There is that jealousy creeping on me again. I mentally shove it away like I’m swatting a fly.
“And the other two?”
“James and Tyler. I met Tyler at the bowling alley downtown, and he introduced us to James. We all had the same passion.” He shrugs like it’s no big deal, even though it is.
I finish my pizza and brush my hands together to remove the crumbs. “When did you meet Samantha?” I know this isn’t my business, and it shouldn’t be something to be concerned about, but I can’t help but feel like they used to be something. The way she looked at me earlier confirms my theory mentally but in reality… I want to know.
I know I’m being silly. Even if there was something in the past, I doubt he would be here with me right now, alone in his apartment, if there was something going on between them now. Then I noticed Alec’s expression drift, leaving him hesitating to answer my question. That doesn’t settle with me.
“I met her when I was eighteen,” he states, his eyes move to his pizza. “She was with me the first time I was arrested. But I can assure you, we’ve never slept together. We never dated. She’s my best friend.
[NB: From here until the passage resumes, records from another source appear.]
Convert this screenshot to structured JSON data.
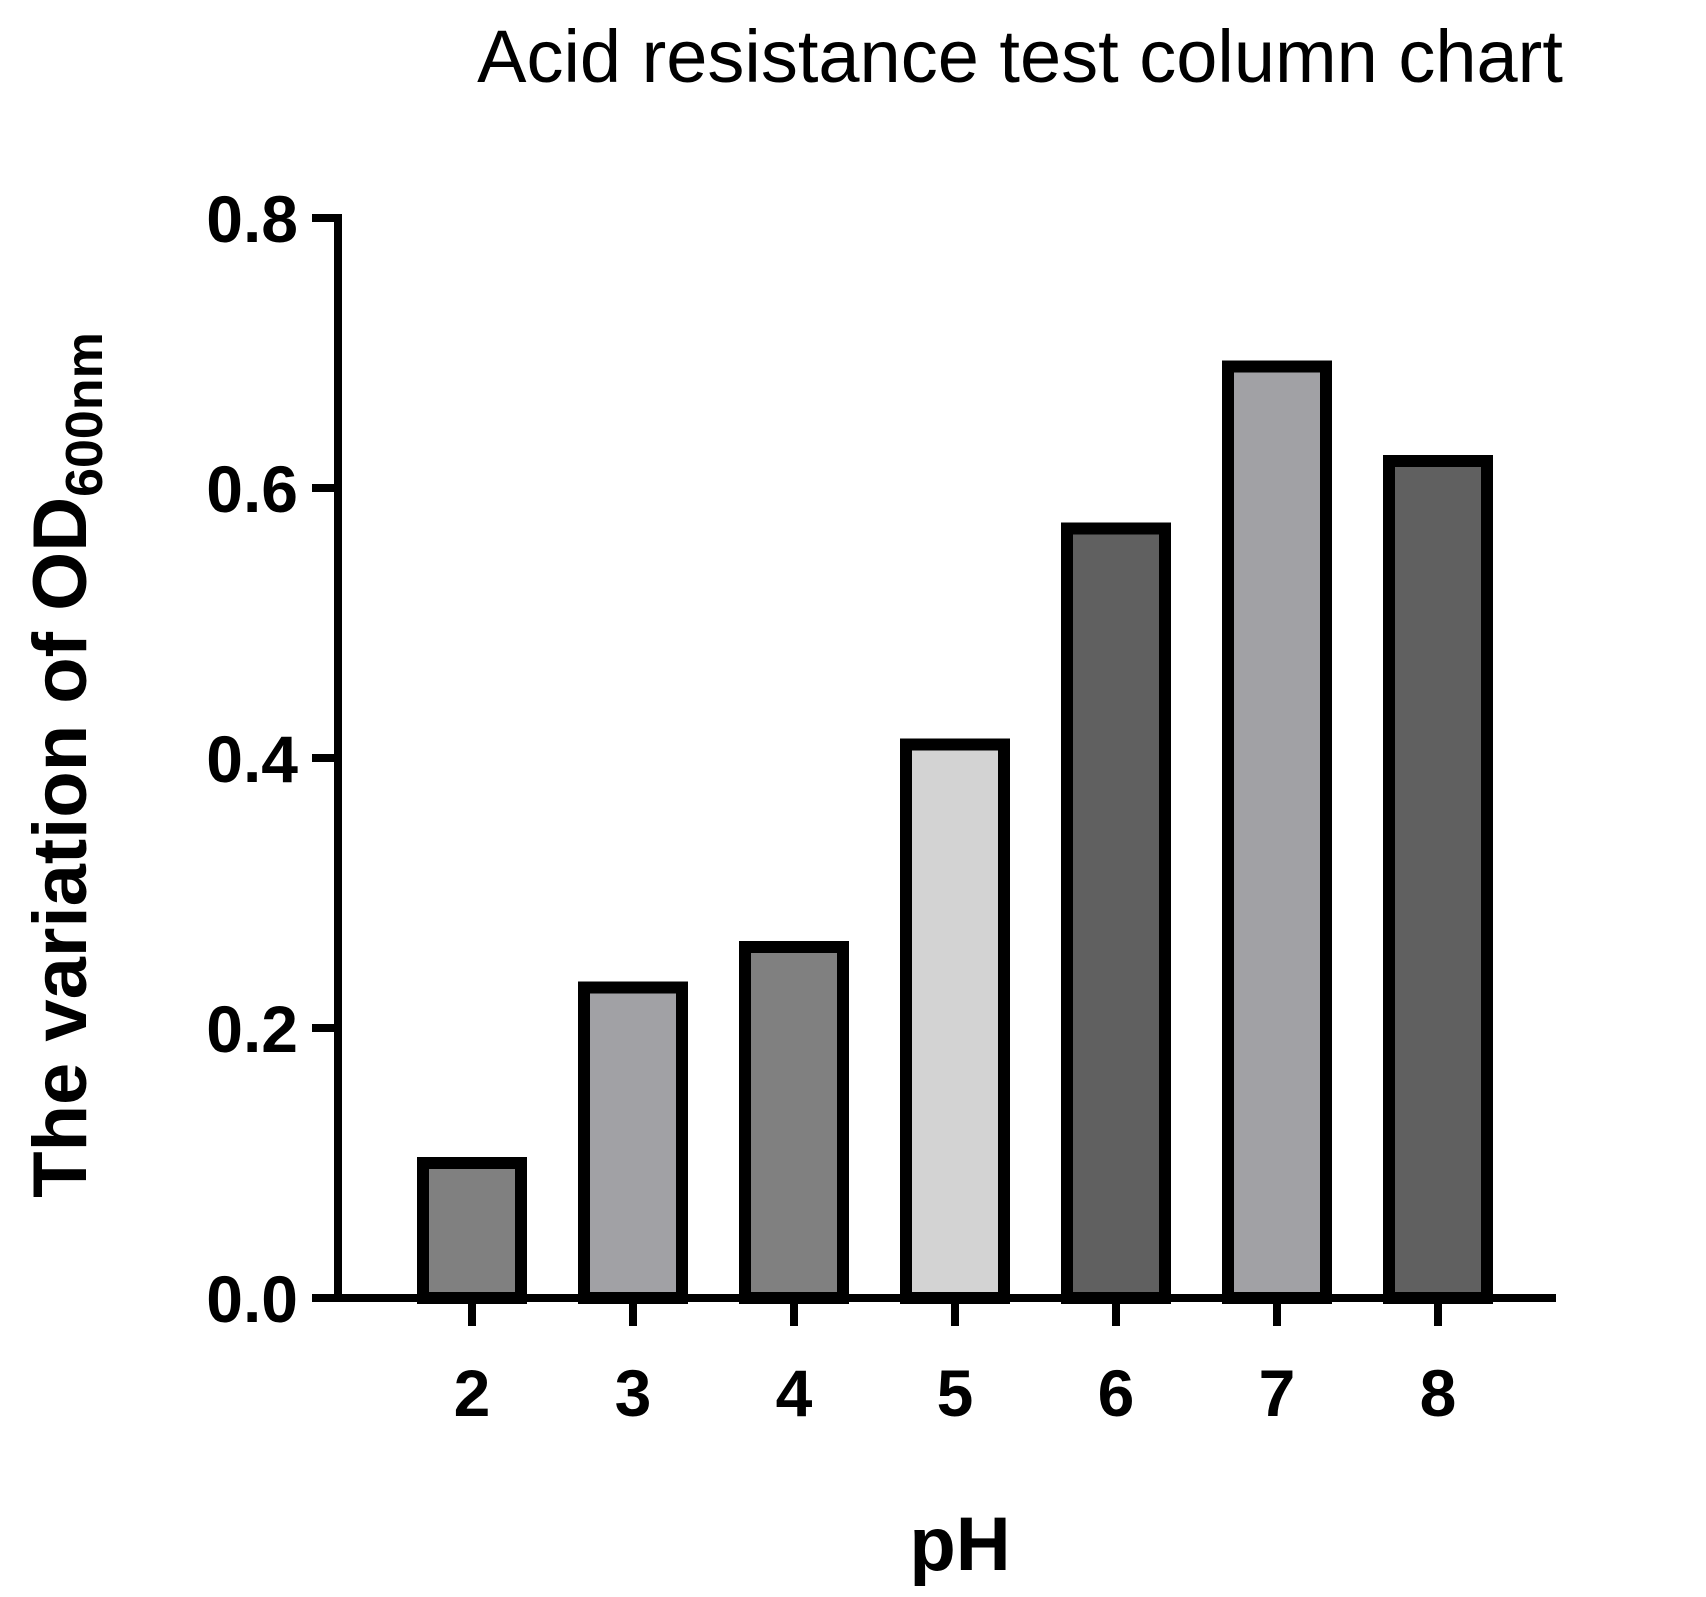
{
  "chart_data": {
    "type": "bar",
    "title": "Acid resistance test column chart",
    "xlabel": "pH",
    "ylabel": {
      "main": "The variation of OD",
      "subscript": "600nm"
    },
    "categories": [
      "2",
      "3",
      "4",
      "5",
      "6",
      "7",
      "8"
    ],
    "values": [
      0.1,
      0.23,
      0.26,
      0.41,
      0.57,
      0.69,
      0.62
    ],
    "bar_colors": [
      "#808080",
      "#a1a1a5",
      "#808080",
      "#d3d3d3",
      "#606060",
      "#a1a1a5",
      "#606060"
    ],
    "bar_edge_color": "#000000",
    "ylim": [
      0,
      0.8
    ],
    "yticks": [
      "0.0",
      "0.2",
      "0.4",
      "0.6",
      "0.8"
    ],
    "ytick_values": [
      0,
      0.2,
      0.4,
      0.6,
      0.8
    ],
    "grid": false,
    "legend": "none"
  }
}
That’s it.”
My eyes widen, and fear claws my insides. “I… wasn’t going to ask you that.”
He grins, showing most of his teeth like he doesn’t believe me. “You didn’t have to.”
That confirms my theory. It’s like he can see right through me.
I wiggle on the couch, crossing my arms. “You think you’re some big hot shot, don’t you?”
He chuckles, running his tongue along his bottom lip and leaning closer to me. “It’s written all over your face, Sunshine.” His warm breath tickles my ear, sending a shiver to skate down my spine.
Not again, Summer.
I push the feeling aside. “There is nothing written on my face, band geek.” I stick my tongue out at him.
He shrugs. “If you say so.”
Our eyes stay connected for a long time. I almost forgot that we are in his apartment, on his couch, eating pizza that he bought.
His hand slowly extends toward me. He interlocks his fingers with mine, and I savor the feeling of his touch. My heart beats faster with each breath I take. His thumb makes gentle circular motions on the back of my hand. I am lost in the moment, and I know I should pull away and stop before anything happens.
Though, lately, I have done things I should have done. I have been doing things I want to do.
And I want this.
I want his touch. I want to feel his hands on my face. My stomach. Touching and feeling every bit of my flesh. I want all of it, all of him. And I want him to grab my face and kiss me like he’s never kissed anyone else before.
Fuck, I need to stop.
There is no way we can be together, right?
Not to mention that with his good looks, beautiful voice, and very sexy body… he has the power to have and take anyone he pleases.
Frankly, I don’t think I can handle that.
Chapter Nineteen
Summer
I rub my sleepy eyes and let out a big yawn.
It’s been three days since Mom’s funeral. And three days since Alec tried to teach me how to play the guitar.
Dad has grown distant. He’s barely spoken to me. He’s hardly home. The pain in my chest increases, but I tell myself Dad is grieving. Things will go back to normal in no time.
But telling myself that is also setting myself up for disappointment. No matter how much I want things to go back to normal, without Mom, they never will be.
In instinct, I pick up my phone to see a good morning text from Alec and smile. There are swirls in my belly as I send a quick response back to him asking how he slept.